Uno de los métodos bien establecidos para medir el ritmo de expansión del Universo es mediante la observación de supernovas, que cuando son Clase A, del tipo Ia (candelas estelares, por ser muy estable su luminosidad y midiendo su brillo, podemos deducir a qué distancia se encuentran, por ejemplo las cefeidas), tienen explosiones violentas visibles a grandes distancias y que siguen un patrón de luminosidad muy característico: alcanzan el máximo a los pocos días de la explosión y luego va decreciendo la luminosidad hasta que se deja de ver. A partir de la luminosidad y el periodo de decrecimiento se puede deducir la distancia que nos separa de ella, calibrando la relación haciendo uso de supernovas cercanas. A partir de la medida de esos periodos de decrecimiento se puede deducir la distancia que nos separa y de aquí se deduce el ritmo de expansión del Universo desde que explotó la supernova que examinamos (miles de millones de años). Si las supernovas son muy lejanas, podemos, además deducir que el Universo se expande aceleradamente y que en el pasado lo hacía con una aceleración menor. La constante de Hubble que subsume este marco hoy está medida con mucha precisión, en 74.03 ± 1.42. Así, empíricamente, se comprueba que la teoría de la relatividad predice, adecuadamente, esté proceso. Actualmente el Universo se expande con una aceleración diez mil millonésimas de la aceleración de la gravedad en la superficie de la Tierra. El modelo estándar, que es la teoría cosmológica más y mejor aceptada hasta el momento presente, se interpreta este hecho como causado por la energía del vacío (energía oscura) que alcanza hasta un 73% de la energía total del Universo y el 23% restante se asigna a la denominada materia oscura, de la que solamente el 4% corresponde a la materia bariónica ordinaria. La invarianza temporal de la energía oscura es fundamental para la formulación del destino del universo.

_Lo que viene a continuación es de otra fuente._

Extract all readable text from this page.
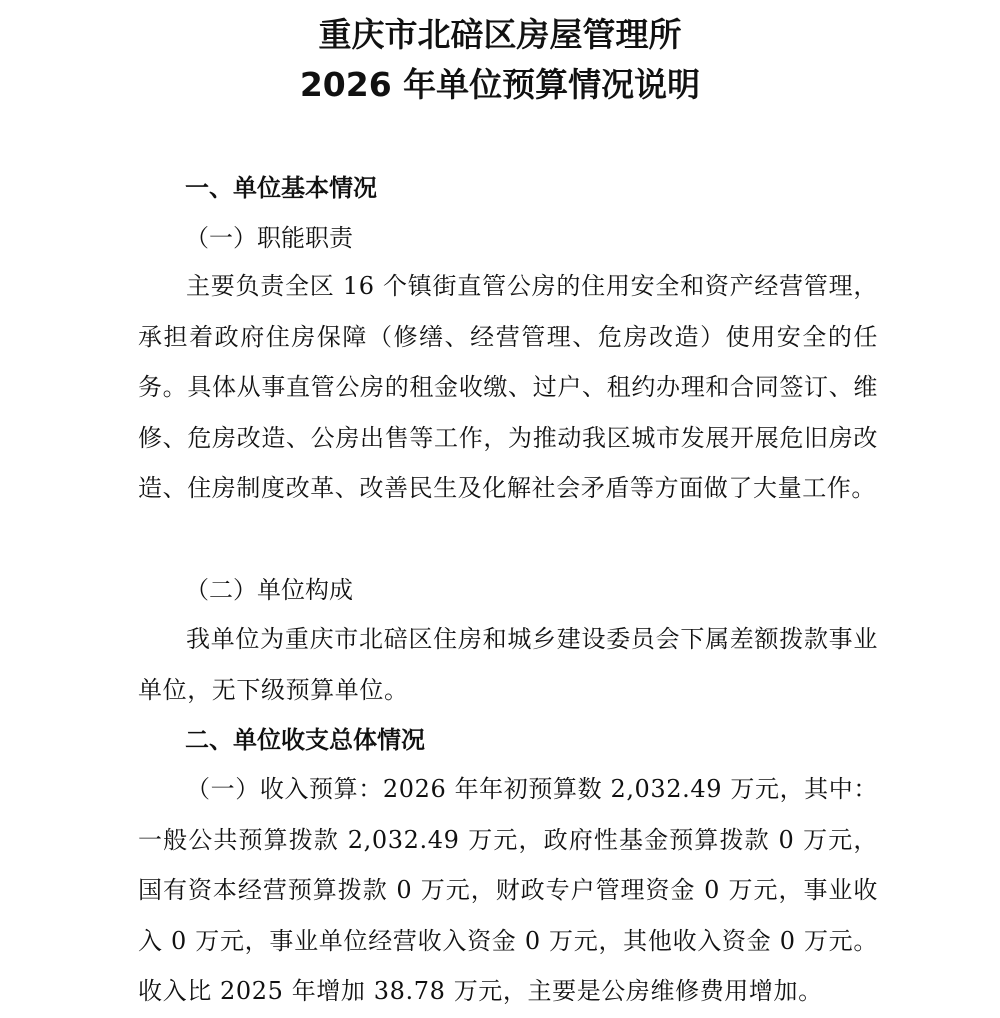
重庆市北碚区房屋管理所
2026 年单位预算情况说明
一、单位基本情况
（一）职能职责
主要负责全区 16 个镇街直管公房的住用安全和资产经营管理，承担着政府住房保障（修缮、经营管理、危房改造）使用安全的任务。具体从事直管公房的租金收缴、过户、租约办理和合同签订、维修、危房改造、公房出售等工作，为推动我区城市发展开展危旧房改造、住房制度改革、改善民生及化解社会矛盾等方面做了大量工作。
（二）单位构成
我单位为重庆市北碚区住房和城乡建设委员会下属差额拨款事业单位，无下级预算单位。
二、单位收支总体情况
（一）收入预算：2026 年年初预算数 2,032.49 万元，其中：一般公共预算拨款 2,032.49 万元，政府性基金预算拨款 0 万元，国有资本经营预算拨款 0 万元，财政专户管理资金 0 万元，事业收入 0 万元，事业单位经营收入资金 0 万元，其他收入资金 0 万元。收入比 2025 年增加 38.78 万元，主要是公房维修费用增加。
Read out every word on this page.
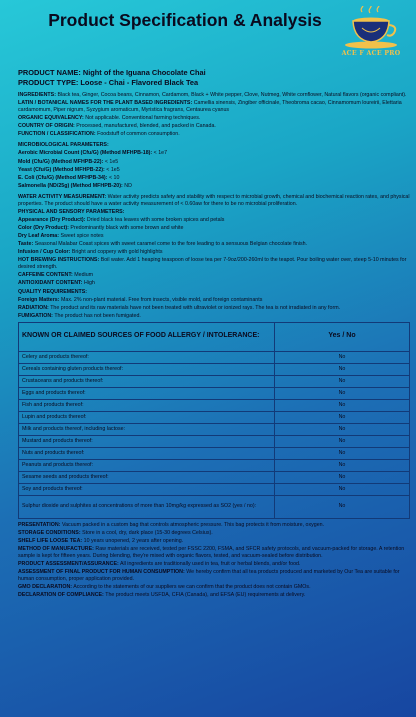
Product Specification & Analysis
ACE F ACE PRO
PRODUCT NAME: Night of the Iguana Chocolate Chai
PRODUCT TYPE: Loose - Chai - Flavored Black Tea

INGREDIENTS: Black tea, Ginger, Cocoa beans, Cinnamon, Cardamom, Black + White pepper, Clove, Nutmeg, White cornflower, Natural flavors (organic compliant).

LATIN / BOTANICAL NAMES FOR THE PLANT BASED INGREDIENTS: Camellia sinensis, Zingiber officinale, Theobroma cacao, Cinnamomum loureirii, Elettaria cardamomum, Piper nigrum, Syzygium aromaticum, Myristica fragrans, Centaurea cyanus

ORGANIC EQUIVALENCY: Not applicable. Conventional farming techniques.

COUNTRY OF ORIGIN: Processed, manufactured, blended, and packed in Canada.

FUNCTION / CLASSIFICATION: Foodstuff of common consumption.

MICROBIOLOGICAL PARAMETERS:

Aerobic Microbial Count (Cfu/G) (Method MFHPB-18): < 1e7

Mold (Cfu/G) (Method MFHPB-22): < 1e5

Yeast (Cfu/G) (Method MFHPB-22): < 1e5

E. Coli (Cfu/G) (Method MFHPB-34): < 10

Salmonella (ND/25g) (Method MFHPB-20): ND

WATER ACTIVITY MEASUREMENT: Water activity predicts safety and stability with respect to microbial growth, chemical and biochemical reaction rates, and physical properties. The product should have a water activity measurement of < 0.60aw for there to be no microbial proliferation.

PHYSICAL AND SENSORY PARAMETERS:

Appearance (Dry Product): Dried black tea leaves with some broken spices and petals

Color (Dry Product): Predominantly black with some brown and white

Dry Leaf Aroma: Sweet spice notes

Taste: Seasonal Malabar Coast spices with sweet caramel come to the fore leading to a sensuous Belgian chocolate finish.

Infusion / Cup Color: Bright and coppery with gold highlights

HOT BREWING INSTRUCTIONS: Boil water. Add 1 heaping teaspoon of loose tea per 7-9oz/200-260ml to the teapot. Pour boiling water over, steep 5-10 minutes for desired strength.

CAFFEINE CONTENT: Medium

ANTIOXIDANT CONTENT: High

QUALITY REQUIREMENTS:

Foreign Matters: Max. 2% non-plant material. Free from insects, visible mold, and foreign contaminants

RADIATION: The product and its raw materials have not been treated with ultraviolet or ionized rays. The tea is not irradiated in any form.

FUMIGATION: The product has not been fumigated.

KNOWN OR CLAIMED SOURCES OF FOOD ALLERGY / INTOLERANCE:	Yes / No
Celery and products thereof:	No
Cereals containing gluten products thereof:	No
Crustaceans and products thereof:	No
Eggs and products thereof:	No
Fish and products thereof:	No
Lupin and products thereof:	No
Milk and products thereof, including lactose:	No
Mustard and products thereof:	No
Nuts and products thereof:	No
Peanuts and products thereof:	No
Sesame seeds and products thereof:	No
Soy and products thereof:	No
Sulphur dioxide and sulphites at concentrations of more than 10mg/kg expressed as SO2 (yes / no):	No

PRESENTATION: Vacuum packed in a custom bag that controls atmospheric pressure. This bag protects it from moisture, oxygen.

STORAGE CONDITIONS: Store in a cool, dry, dark place (15-30 degrees Celsius).

SHELF LIFE LOOSE TEA: 10 years unopened, 2 years after opening.

METHOD OF MANUFACTURE: Raw materials are received, tested per FSSC 2200, FSMA, and SFCR safety protocols, and vacuum-packed for storage. A retention sample is kept for fifteen years. During blending, they're mixed with organic flavors, tested, and vacuum-sealed before distribution.

PRODUCT ASSESSMENT/ASSURANCE: All ingredients are traditionally used in tea, fruit or herbal blends, and/or food.

ASSESSMENT OF FINAL PRODUCT FOR HUMAN CONSUMPTION: We hereby confirm that all tea products produced and marketed by Our Tea are suitable for human consumption, proper application provided.

GMO DECLARATION: According to the statements of our suppliers we can confirm that the product does not contain GMOs.

DECLARATION OF COMPLIANCE: The product meets USFDA, CFIA (Canada), and EFSA (EU) requirements at delivery.
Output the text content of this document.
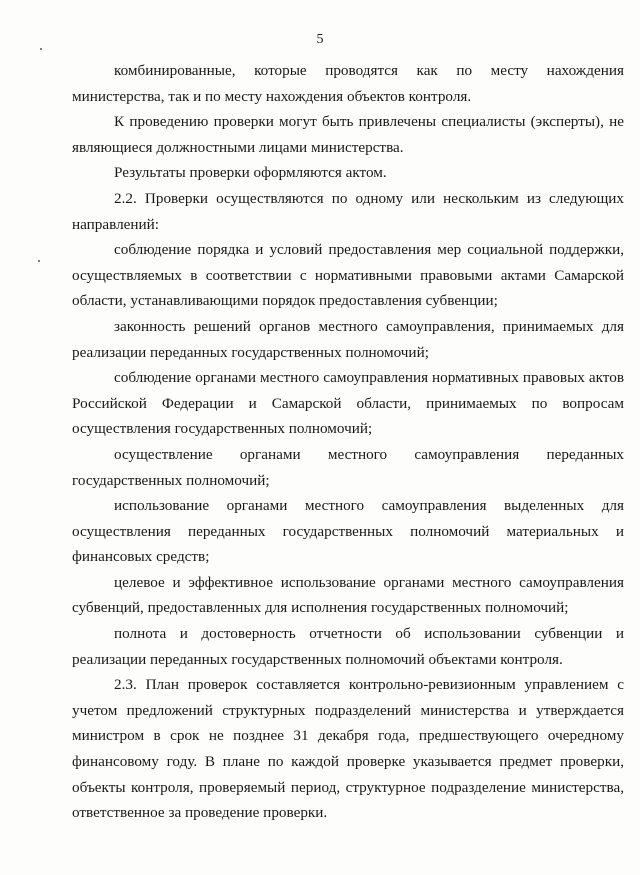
5

комбинированные, которые проводятся как по месту нахождения министерства, так и по месту нахождения объектов контроля.

К проведению проверки могут быть привлечены специалисты (эксперты), не являющиеся должностными лицами министерства.

Результаты проверки оформляются актом.

2.2. Проверки осуществляются по одному или нескольким из следующих направлений:

соблюдение порядка и условий предоставления мер социальной поддержки, осуществляемых в соответствии с нормативными правовыми актами Самарской области, устанавливающими порядок предоставления субвенции;

законность решений органов местного самоуправления, принимаемых для реализации переданных государственных полномочий;

соблюдение органами местного самоуправления нормативных правовых актов Российской Федерации и Самарской области, принимаемых по вопросам осуществления государственных полномочий;

осуществление органами местного самоуправления переданных государственных полномочий;

использование органами местного самоуправления выделенных для осуществления переданных государственных полномочий материальных и финансовых средств;

целевое и эффективное использование органами местного самоуправления субвенций, предоставленных для исполнения государственных полномочий;

полнота и достоверность отчетности об использовании субвенции и реализации переданных государственных полномочий объектами контроля.

2.3. План проверок составляется контрольно-ревизионным управлением с учетом предложений структурных подразделений министерства и утверждается министром в срок не позднее 31 декабря года, предшествующего очередному финансовому году. В плане по каждой проверке указывается предмет проверки, объекты контроля, проверяемый период, структурное подразделение министерства, ответственное за проведение проверки.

Si se invierte la expansión llegaremos al punto inicial, de donde partió todo, concluyendo en una gran explosión del espacio-tiempo, denominada big bang. Pareció una fantasía durante mucho tiempo, hasta la década de los sesenta en que se predijo la temperatura actual del Universo surgido de esta gran explosión y se comprobó empíricamente, 3 K, por los laboratorios Bell, que registraron la denominada radiación de fondo del Universo (CMB). No coincidía exactamente con la predicha teóricamente, pero se aproximaba suficientemente, como para aceptarlo.

Una alternativa para estudiar la expansión consiste en analizar la luz emitida poco después de la gran explosión. En lugar de mirar hacia adelante, hacerlo hacia atrás. Partiendo del punto más lejano observable determinado por la radiación de fondo del universo, se dirige hacia el presente. Solucionados los problemas de anisotropía se logró medir el crecimiento a gran escala concluyendo en la determinación del ritmo de expansión actual, o sea, la constante de Hubble, situada entre 70 y 72. Los satélites WMAP y Planck permitieron ir matizando el valor de la constante hasta 67.4 ± 1.4. Como apunta Richard Panek, en un Congreso, el Nóbel David Groos, no calificó la situación ni como tensión (que hay que resolverla), ni como problema (hay que encontrar una solución), sino como crisis (requiere una revisión a fondo).